He’s already secured the racist vote. Now, Donald Trump is swaying the vaccine truthers.
On Thursday, the anti-vaccine website Natural News published an article cheering Trump for being “the only mainstream presidential candidate who’s spoken out about vaccine-autism dangers.” To be clear, the website is referring to the scientifically unsubstantiated belief that the Measles, Mumps, and Rubella (MMR) shot can cause autism.
“There’s only one presidential hopeful currently in the running who has been brave enough to speak out about the link between vaccines and autism, and that candidate is none other than business tycoon Donald Trump,” the article reads.
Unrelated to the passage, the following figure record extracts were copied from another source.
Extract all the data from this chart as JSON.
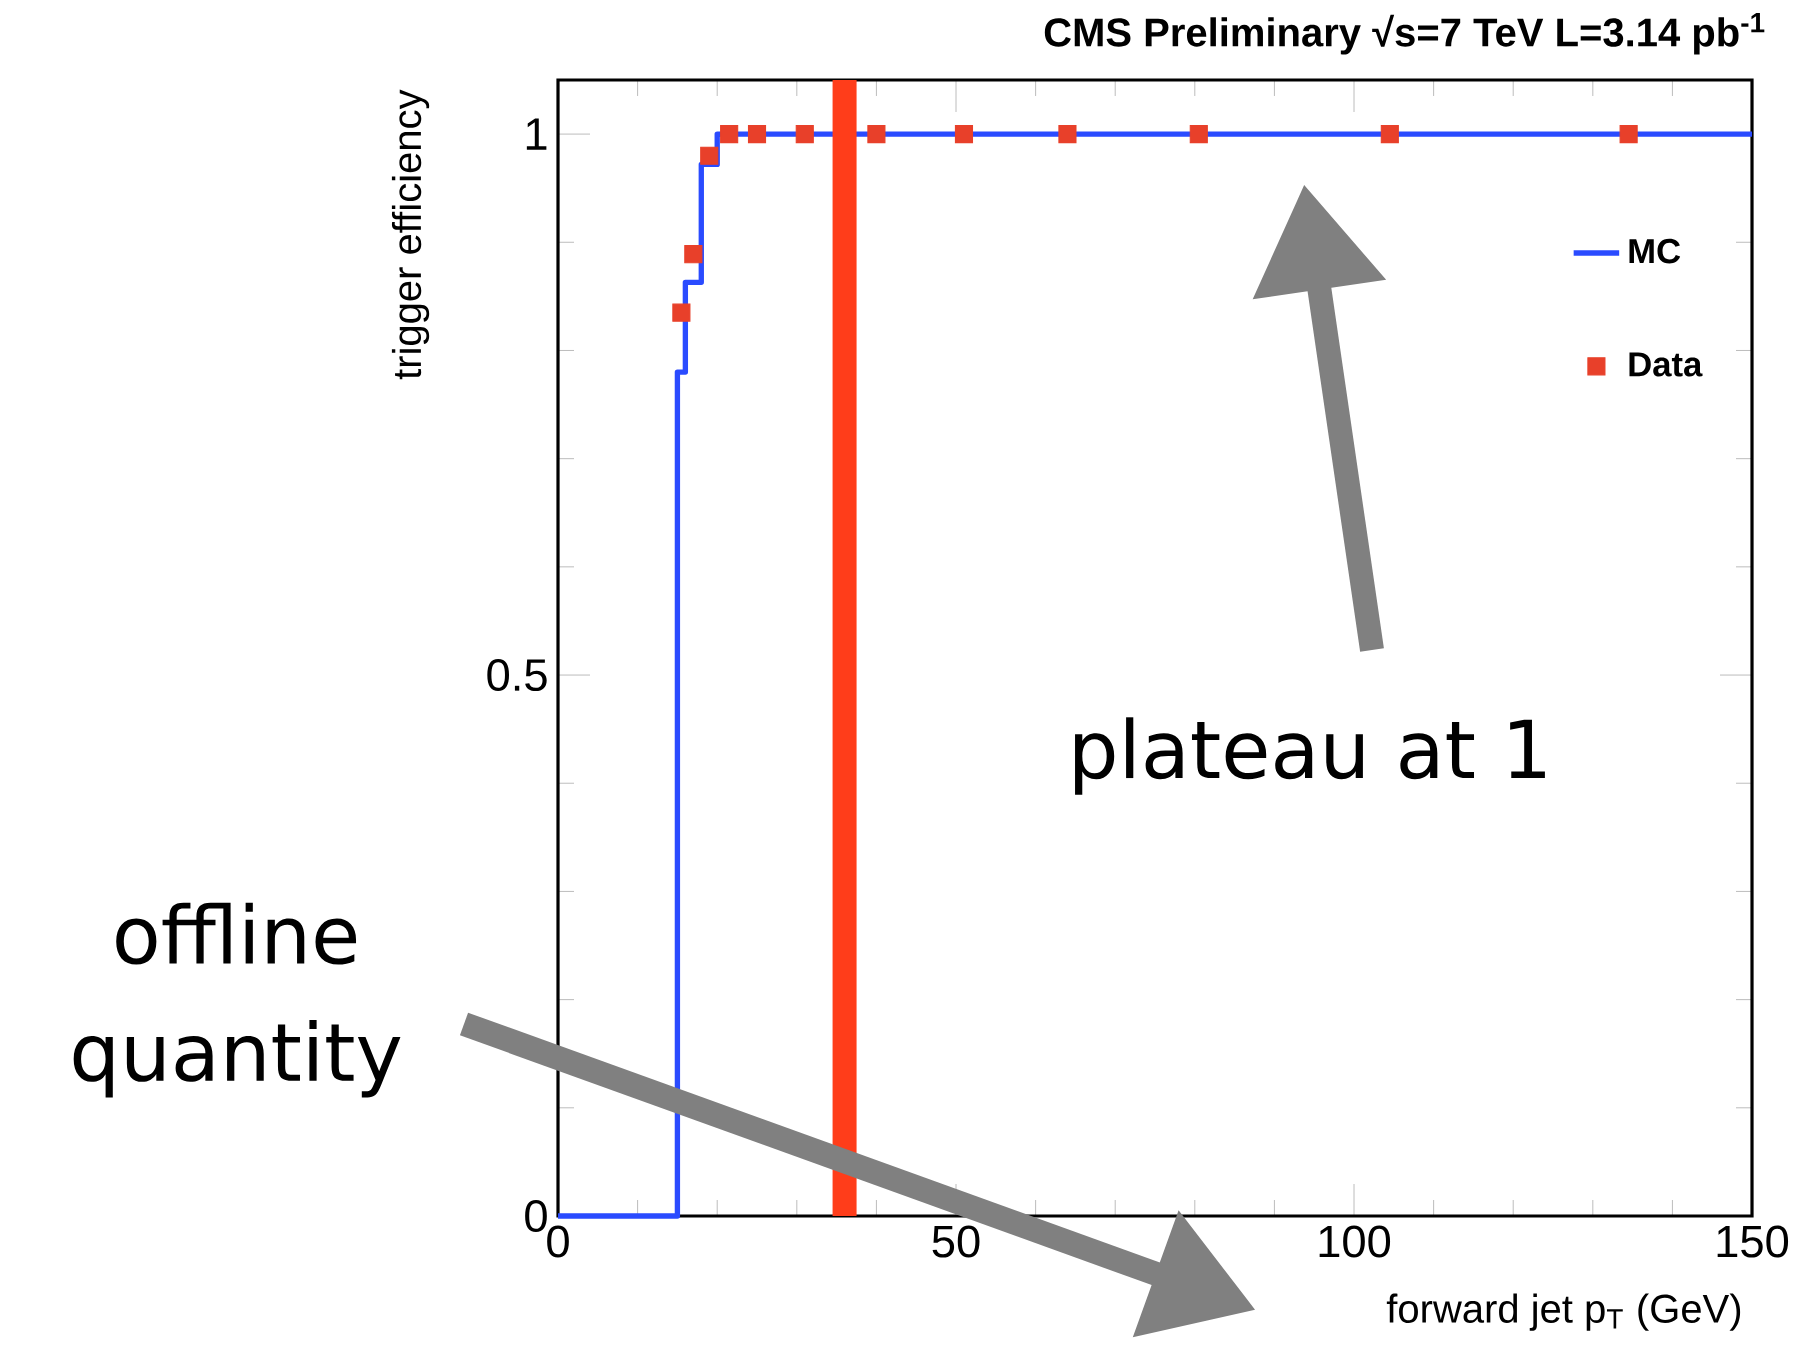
{
  "chart_data": {
    "type": "scatter",
    "title": "CMS Preliminary √s=7 TeV L=3.14 pb$^{-1}$",
    "xlabel": "forward jet p$_{T}$ (GeV)",
    "ylabel": "trigger efficiency",
    "annotations": [
      "plateau at 1",
      "offline quantity"
    ],
    "series": [
      {
        "name": "MC",
        "type": "step",
        "color": "#2a4bff",
        "marker": "none",
        "x": [
          0,
          15,
          16,
          18,
          20,
          150
        ],
        "values": [
          0,
          0.78,
          0.863,
          0.972,
          1,
          1
        ]
      },
      {
        "name": "Data",
        "color": "#e8402a",
        "marker": "square",
        "x": [
          15.5,
          17,
          19,
          21.5,
          25,
          31,
          40,
          51,
          64,
          80.5,
          104.5,
          134.5
        ],
        "values": [
          0.835,
          0.889,
          0.98,
          1,
          1,
          1,
          1,
          1,
          1,
          1,
          1,
          1
        ]
      }
    ],
    "xlim": [
      0,
      150
    ],
    "ylim": [
      0,
      1.05
    ],
    "xticks": [
      0,
      50,
      100,
      150
    ],
    "yticks": [
      0,
      0.5,
      1
    ],
    "legend": "top right",
    "ref_lines": [
      {
        "axis": "x",
        "value": 36,
        "color": "#ff3d1a"
      }
    ]
  }
}
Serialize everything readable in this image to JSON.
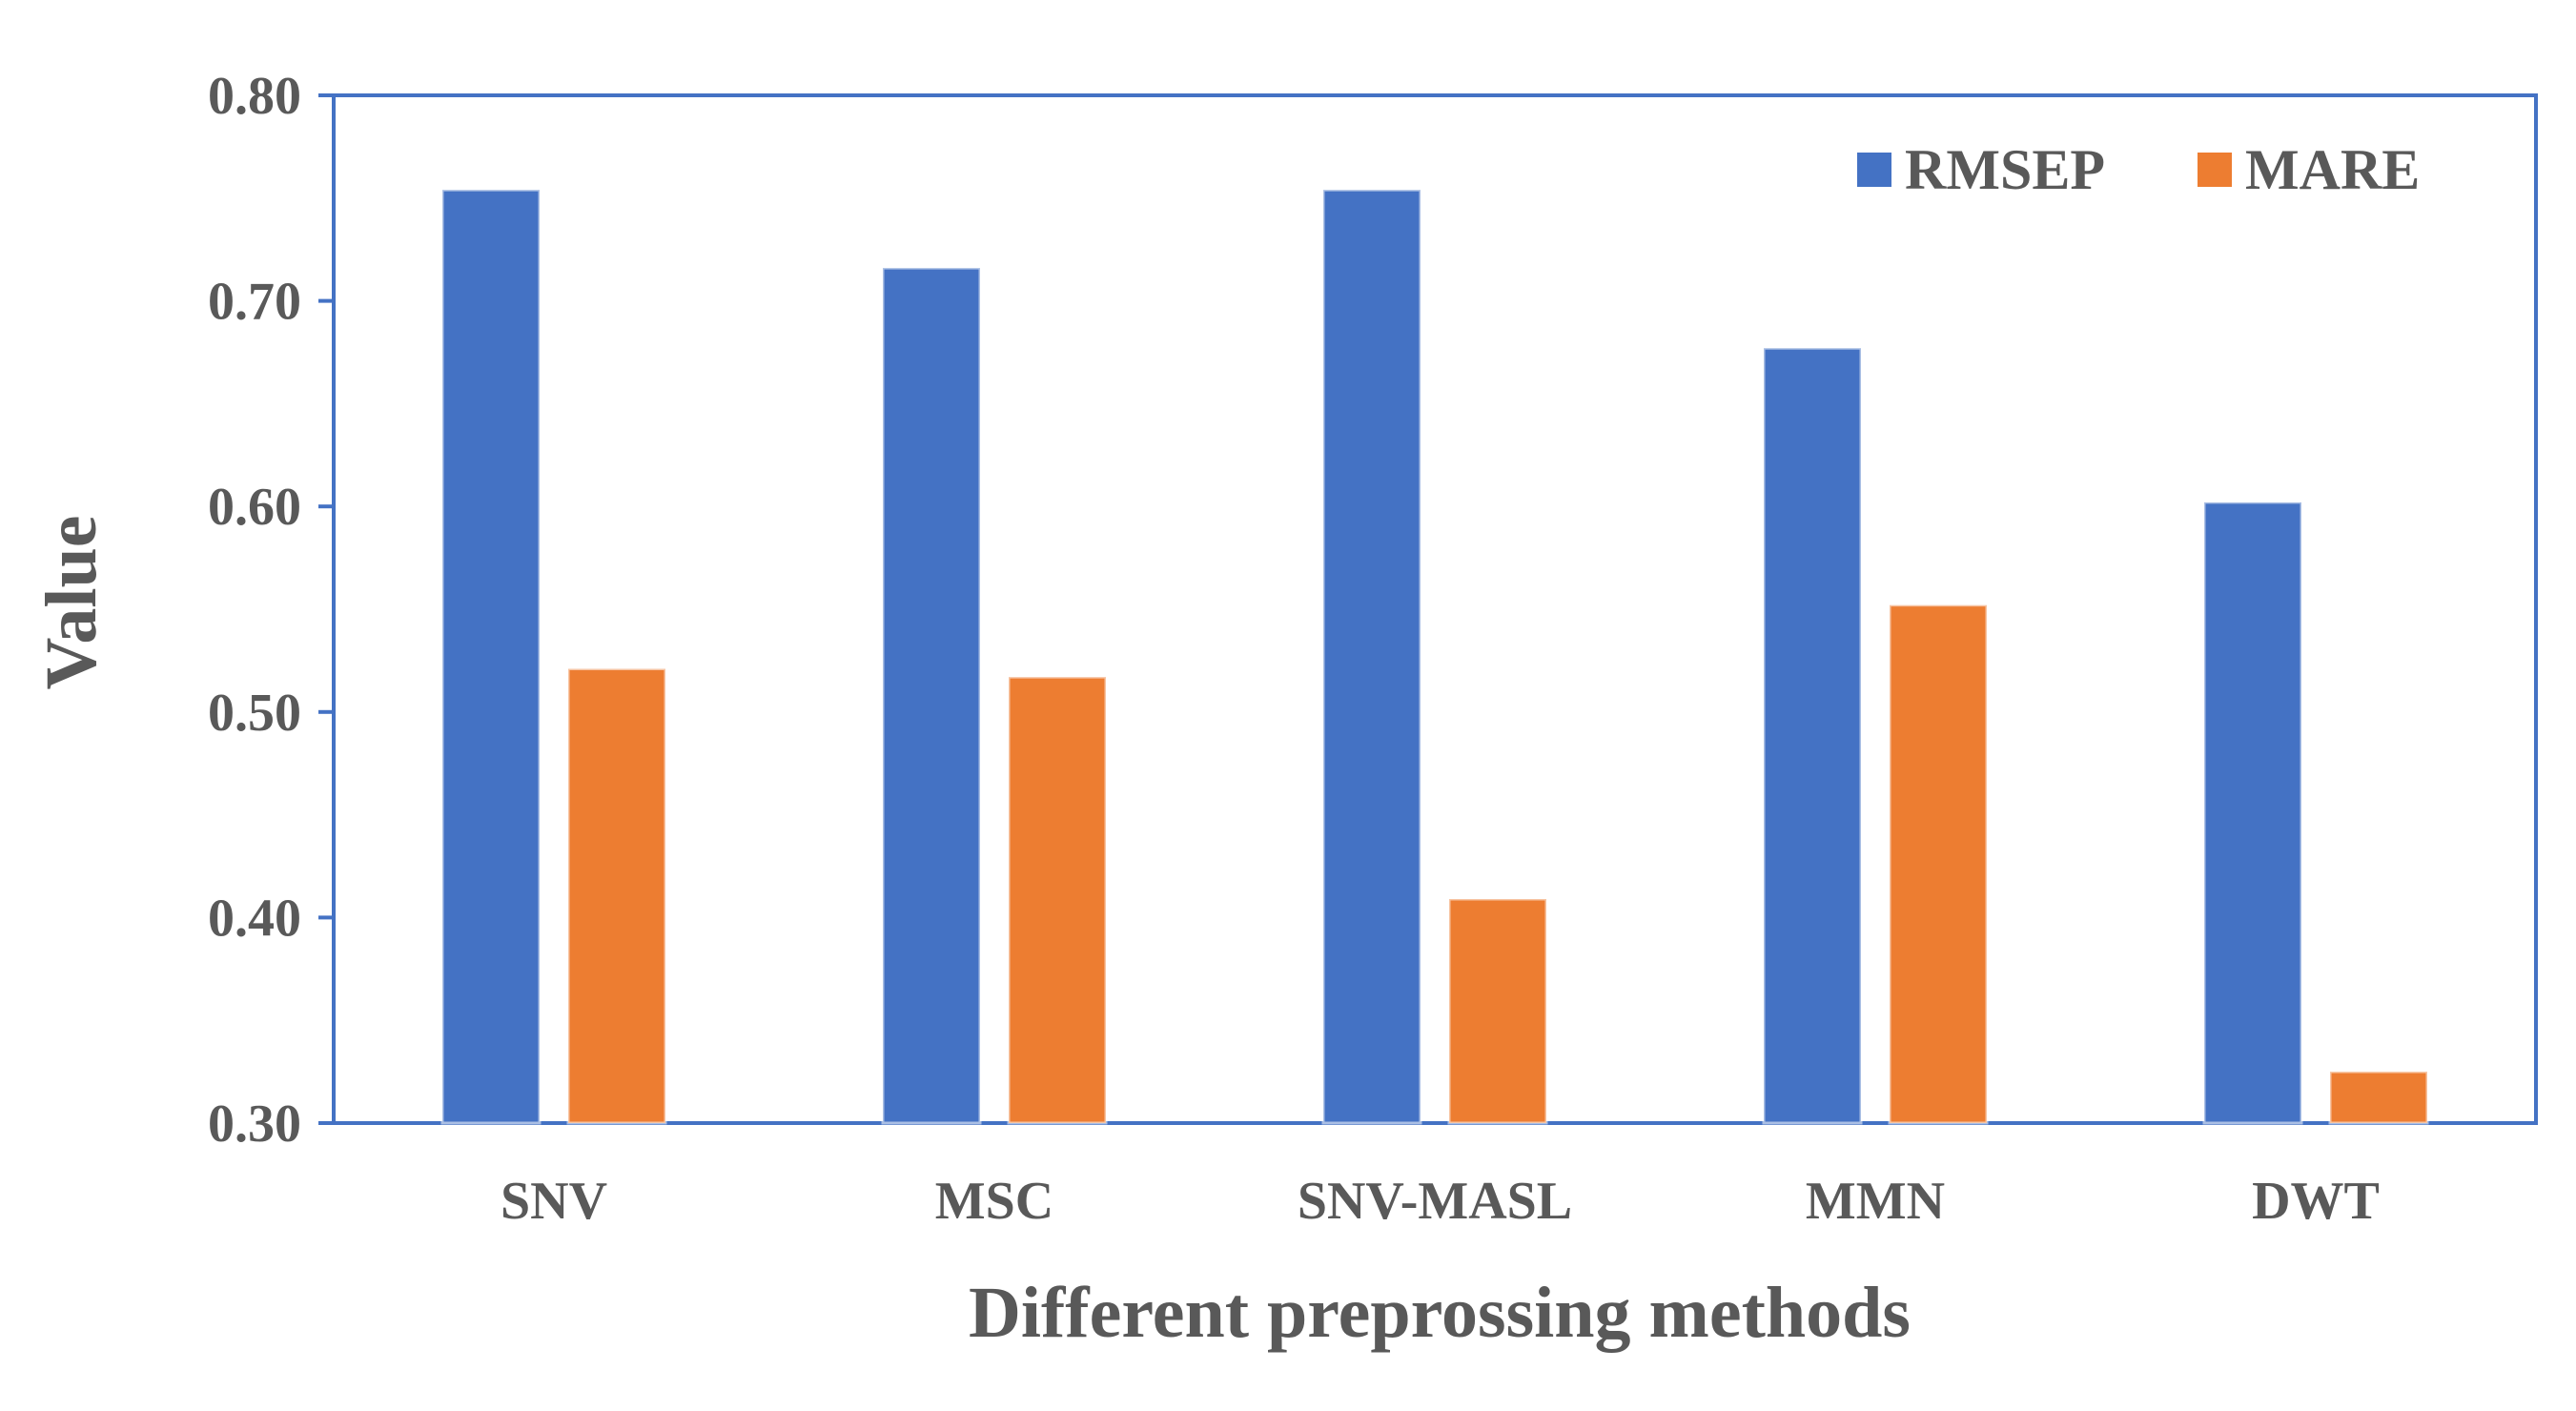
{
  "chart_data": {
    "type": "bar",
    "categories": [
      "SNV",
      "MSC",
      "SNV-MASL",
      "MMN",
      "DWT"
    ],
    "series": [
      {
        "name": "RMSEP",
        "color": "#4472C4",
        "values": [
          0.754,
          0.716,
          0.754,
          0.677,
          0.602
        ]
      },
      {
        "name": "MARE",
        "color": "#ED7D31",
        "values": [
          0.521,
          0.517,
          0.409,
          0.552,
          0.325
        ]
      }
    ],
    "title": "",
    "xlabel": "Different preprossing methods",
    "ylabel": "Value",
    "ylim": [
      0.3,
      0.8
    ],
    "yticks": [
      "0.30",
      "0.40",
      "0.50",
      "0.60",
      "0.70",
      "0.80"
    ],
    "grid": false,
    "legend_position": "top-right",
    "frame_color": "#4472C4"
  }
}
On the internet, Natural News is the central hub for vaccine truthers. In comments to ThinkProgress, one science editor described it as a “a one-stop shop … of virtually every quackery known to humankind, all slathered with a heaping helping of unrelenting hostility to science-based medicine and science in general.” It’s the project of conspiracy theorist Mike Adams, and hosts more than 2 million unique visitors every month. The site boasts more than 1.5 million “likes” on Facebook.
The site also seems to really like Donald Trump. It specifically lauded a “no-nonsense” 2012 interview the real estate tycoon gave on Fox News, theorizing that the increase in American autism rates was caused by vaccination.
“You know, I have a theory — and it’s a theory that some people believe in — and that’s the vaccinations,” he said. “When you take a little baby that weighs like 12 pounds into a doctor’s office and they pump them with many, many simultaneous vaccinations … then lots of different things have happened.”
Trump’s press office did not respond to ThinkProgress’ request for comment on whether he stood by his 2012 remarks. But Trump has continued to assert that vaccines cause autism since then. In a 2014 tweet storm, he railed against the practice of giving children several vaccinations over a short period of time. “Tiny children are not horses,” one tweet read. “The doctors lied,” read another.
To be clear, there is no evidence that “the doctors lied.” The only reason some are making a link between vaccines and autism is because of a study published by disgraced British doctor Andrew Wakefield, which was retracted in 2000, two years after it was published. Even so, vaccine truthers continue use Wakefield’s study to assert the claim, even while scientists have published study upon study ruling out the potential link. None of those subsequent papers have been retracted.
Though vaccine truthers have not been successful at getting a scientific paper published to support their claims, what they have been successful at is literally spreading disease. Research published in JAMA Pediatrics earlier this year found that a rapid measles outbreak linked to Disneyland was caused by a low rate of vaccination, which was “quite possibly a direct consequence of the growing anti-vaccination movement in the United States.”